The southeast section will run underground between Cheltenham and Box Hill, with new rail tunnels linking the Frankston, Cranbourne-Pakenham, Glen Waverley and Belgrave-Lilydale lines.

The northeast section will connect the Belgrave Lilydale Line to the Hurstbridge, Mernda, Upfield and Craigieburn lines before heading to Melbourne Airport.

The new Airport Rail Link announced in July would form the northwest section of the new loop, linking into the final section to the Werribee Line via the new Sunshine super-hub.

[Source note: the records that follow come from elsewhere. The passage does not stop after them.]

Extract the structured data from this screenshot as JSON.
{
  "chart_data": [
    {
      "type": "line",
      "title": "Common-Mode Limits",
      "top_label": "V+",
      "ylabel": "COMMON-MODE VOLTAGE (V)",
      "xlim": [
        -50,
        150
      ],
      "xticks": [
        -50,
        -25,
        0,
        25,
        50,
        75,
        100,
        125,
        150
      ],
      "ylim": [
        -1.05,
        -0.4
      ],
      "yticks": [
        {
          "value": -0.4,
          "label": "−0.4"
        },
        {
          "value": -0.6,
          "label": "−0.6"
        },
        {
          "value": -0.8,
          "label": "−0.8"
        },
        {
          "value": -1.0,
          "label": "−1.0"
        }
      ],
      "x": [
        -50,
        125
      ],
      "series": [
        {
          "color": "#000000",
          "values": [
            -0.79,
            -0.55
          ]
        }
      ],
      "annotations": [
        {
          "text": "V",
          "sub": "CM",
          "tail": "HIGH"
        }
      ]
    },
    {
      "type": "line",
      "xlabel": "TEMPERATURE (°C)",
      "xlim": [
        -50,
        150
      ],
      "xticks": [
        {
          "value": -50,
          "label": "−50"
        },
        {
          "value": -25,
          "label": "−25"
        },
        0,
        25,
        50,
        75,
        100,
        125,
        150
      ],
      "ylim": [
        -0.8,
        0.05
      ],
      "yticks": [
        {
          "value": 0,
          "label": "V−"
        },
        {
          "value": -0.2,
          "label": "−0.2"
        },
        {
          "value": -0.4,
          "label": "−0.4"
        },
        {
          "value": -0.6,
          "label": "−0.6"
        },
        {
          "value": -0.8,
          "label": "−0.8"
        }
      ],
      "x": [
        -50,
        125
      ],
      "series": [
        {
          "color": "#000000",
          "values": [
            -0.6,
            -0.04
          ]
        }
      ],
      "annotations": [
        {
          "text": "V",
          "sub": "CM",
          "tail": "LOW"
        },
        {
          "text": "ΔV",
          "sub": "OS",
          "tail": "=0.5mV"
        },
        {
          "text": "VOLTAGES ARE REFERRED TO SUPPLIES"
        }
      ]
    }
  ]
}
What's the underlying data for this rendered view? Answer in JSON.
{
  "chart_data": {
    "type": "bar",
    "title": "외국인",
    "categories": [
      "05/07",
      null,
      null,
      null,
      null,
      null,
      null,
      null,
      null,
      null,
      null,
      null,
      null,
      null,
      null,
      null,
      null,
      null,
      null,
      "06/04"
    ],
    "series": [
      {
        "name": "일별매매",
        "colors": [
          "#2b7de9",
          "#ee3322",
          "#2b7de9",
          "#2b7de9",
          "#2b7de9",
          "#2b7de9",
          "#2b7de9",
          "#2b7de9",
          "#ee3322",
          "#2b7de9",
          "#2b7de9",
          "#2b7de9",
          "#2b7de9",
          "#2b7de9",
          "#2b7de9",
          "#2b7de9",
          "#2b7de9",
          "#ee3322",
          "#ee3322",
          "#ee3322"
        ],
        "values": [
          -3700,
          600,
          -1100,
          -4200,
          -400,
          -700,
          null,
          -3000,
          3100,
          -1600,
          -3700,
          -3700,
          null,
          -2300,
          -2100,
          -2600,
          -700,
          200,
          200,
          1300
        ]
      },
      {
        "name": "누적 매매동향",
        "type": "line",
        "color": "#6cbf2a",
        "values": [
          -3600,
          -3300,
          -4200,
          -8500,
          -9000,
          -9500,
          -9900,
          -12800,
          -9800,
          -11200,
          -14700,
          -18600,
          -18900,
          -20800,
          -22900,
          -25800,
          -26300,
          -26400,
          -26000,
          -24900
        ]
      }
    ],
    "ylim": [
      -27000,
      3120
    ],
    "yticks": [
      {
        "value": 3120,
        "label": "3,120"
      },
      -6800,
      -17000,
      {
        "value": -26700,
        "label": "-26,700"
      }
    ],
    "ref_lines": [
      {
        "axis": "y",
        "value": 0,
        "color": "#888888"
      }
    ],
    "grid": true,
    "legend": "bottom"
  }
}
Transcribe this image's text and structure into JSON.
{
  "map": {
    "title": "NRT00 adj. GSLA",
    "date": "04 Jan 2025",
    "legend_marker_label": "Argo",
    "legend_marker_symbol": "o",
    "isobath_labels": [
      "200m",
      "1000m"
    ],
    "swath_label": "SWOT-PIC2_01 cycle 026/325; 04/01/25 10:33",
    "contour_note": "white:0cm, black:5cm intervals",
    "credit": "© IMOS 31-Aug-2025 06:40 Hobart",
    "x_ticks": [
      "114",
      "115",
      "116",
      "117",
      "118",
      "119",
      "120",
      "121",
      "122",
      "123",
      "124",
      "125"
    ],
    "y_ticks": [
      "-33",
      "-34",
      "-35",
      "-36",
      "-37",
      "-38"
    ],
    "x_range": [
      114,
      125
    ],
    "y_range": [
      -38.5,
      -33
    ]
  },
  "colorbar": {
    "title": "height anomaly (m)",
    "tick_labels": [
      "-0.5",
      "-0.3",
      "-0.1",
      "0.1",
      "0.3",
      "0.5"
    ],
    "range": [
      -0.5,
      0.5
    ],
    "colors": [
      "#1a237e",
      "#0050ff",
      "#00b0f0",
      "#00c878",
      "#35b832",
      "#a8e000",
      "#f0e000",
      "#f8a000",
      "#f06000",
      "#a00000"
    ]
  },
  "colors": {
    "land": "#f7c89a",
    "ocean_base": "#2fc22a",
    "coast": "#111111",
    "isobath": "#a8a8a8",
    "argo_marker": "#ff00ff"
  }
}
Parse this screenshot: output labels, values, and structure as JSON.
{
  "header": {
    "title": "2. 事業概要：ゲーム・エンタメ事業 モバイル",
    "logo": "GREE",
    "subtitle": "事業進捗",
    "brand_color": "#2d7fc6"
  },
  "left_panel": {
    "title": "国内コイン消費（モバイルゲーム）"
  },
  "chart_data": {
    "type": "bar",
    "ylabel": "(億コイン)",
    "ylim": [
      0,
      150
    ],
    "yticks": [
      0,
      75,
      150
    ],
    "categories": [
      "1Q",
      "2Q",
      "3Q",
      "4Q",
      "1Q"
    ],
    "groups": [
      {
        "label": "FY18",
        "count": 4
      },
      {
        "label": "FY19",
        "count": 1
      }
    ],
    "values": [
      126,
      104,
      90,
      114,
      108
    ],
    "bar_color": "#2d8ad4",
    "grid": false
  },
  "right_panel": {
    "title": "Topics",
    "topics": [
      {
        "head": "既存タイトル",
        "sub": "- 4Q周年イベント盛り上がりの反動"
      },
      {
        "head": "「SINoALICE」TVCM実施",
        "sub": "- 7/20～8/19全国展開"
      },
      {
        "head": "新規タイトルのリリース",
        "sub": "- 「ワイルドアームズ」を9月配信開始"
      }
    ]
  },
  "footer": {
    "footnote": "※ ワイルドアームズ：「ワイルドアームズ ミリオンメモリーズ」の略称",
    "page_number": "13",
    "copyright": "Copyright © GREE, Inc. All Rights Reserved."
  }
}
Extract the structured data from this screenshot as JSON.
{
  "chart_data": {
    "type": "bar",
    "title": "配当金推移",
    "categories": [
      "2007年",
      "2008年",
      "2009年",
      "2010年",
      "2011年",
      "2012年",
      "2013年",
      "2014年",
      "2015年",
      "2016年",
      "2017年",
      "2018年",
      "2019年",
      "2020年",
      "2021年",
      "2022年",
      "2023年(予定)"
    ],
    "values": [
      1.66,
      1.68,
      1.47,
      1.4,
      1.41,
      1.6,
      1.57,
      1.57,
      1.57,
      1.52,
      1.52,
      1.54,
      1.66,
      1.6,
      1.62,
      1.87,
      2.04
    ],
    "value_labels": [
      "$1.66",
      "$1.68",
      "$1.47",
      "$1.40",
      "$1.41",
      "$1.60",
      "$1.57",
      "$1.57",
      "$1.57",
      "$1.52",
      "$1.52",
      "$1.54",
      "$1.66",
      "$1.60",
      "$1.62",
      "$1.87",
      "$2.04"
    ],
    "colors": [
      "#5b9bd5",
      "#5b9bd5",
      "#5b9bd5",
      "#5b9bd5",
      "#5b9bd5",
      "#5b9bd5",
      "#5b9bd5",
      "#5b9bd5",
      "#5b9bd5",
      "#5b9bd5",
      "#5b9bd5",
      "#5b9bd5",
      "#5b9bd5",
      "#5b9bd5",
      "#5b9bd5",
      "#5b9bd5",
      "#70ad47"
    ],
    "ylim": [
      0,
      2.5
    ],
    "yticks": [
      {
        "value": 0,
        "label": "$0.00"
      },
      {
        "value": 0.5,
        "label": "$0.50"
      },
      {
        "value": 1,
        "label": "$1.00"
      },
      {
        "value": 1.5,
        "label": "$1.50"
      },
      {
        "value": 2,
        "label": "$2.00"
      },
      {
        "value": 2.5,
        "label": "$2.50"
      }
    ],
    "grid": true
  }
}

“Our 100-year-old radial transport network - built to move people in and out of the CBD - can’t keep up with a rapidly growing Victoria,” says premier Mr Daniel Andrews. “No longer will Victorians have to travel into the CBD to get where they want to go. The project will change the way that people move around Melbourne - connecting our suburbs with major employment centres, universities and technical and further education centres, hospitals and retail precincts.”

Strong patronage is projected in both directions throughout the day - with 400,000 daily trips set to make it Victoria’s busiest line by 2051.

Regional Victorian passengers will also benefit, with three new super-hubs at Clayton, Broadmeadows and Sunshine providing improved interchange between the regional and suburban networks.

Early planning and feasibility work, including identification of the project corridor, has been undertaken by Development Victoria, PricewaterhouseCoopers, and the Office of the Coordinator General over the last year.

Funding is not yet in place and the project has yet to gain bipartisan political support. State, Commonwealth and private sector contributions, as well as value capture opportunities, will be required to fund the $A 50bn project.

If re-elected at this November’s state election, the incumbent government says it will allocate an initial $A 300m for business case development, detailed design and community consultation to commence in 2019, with work on the first stage (Melbourne Airport line) expected to begin by the end of 2022.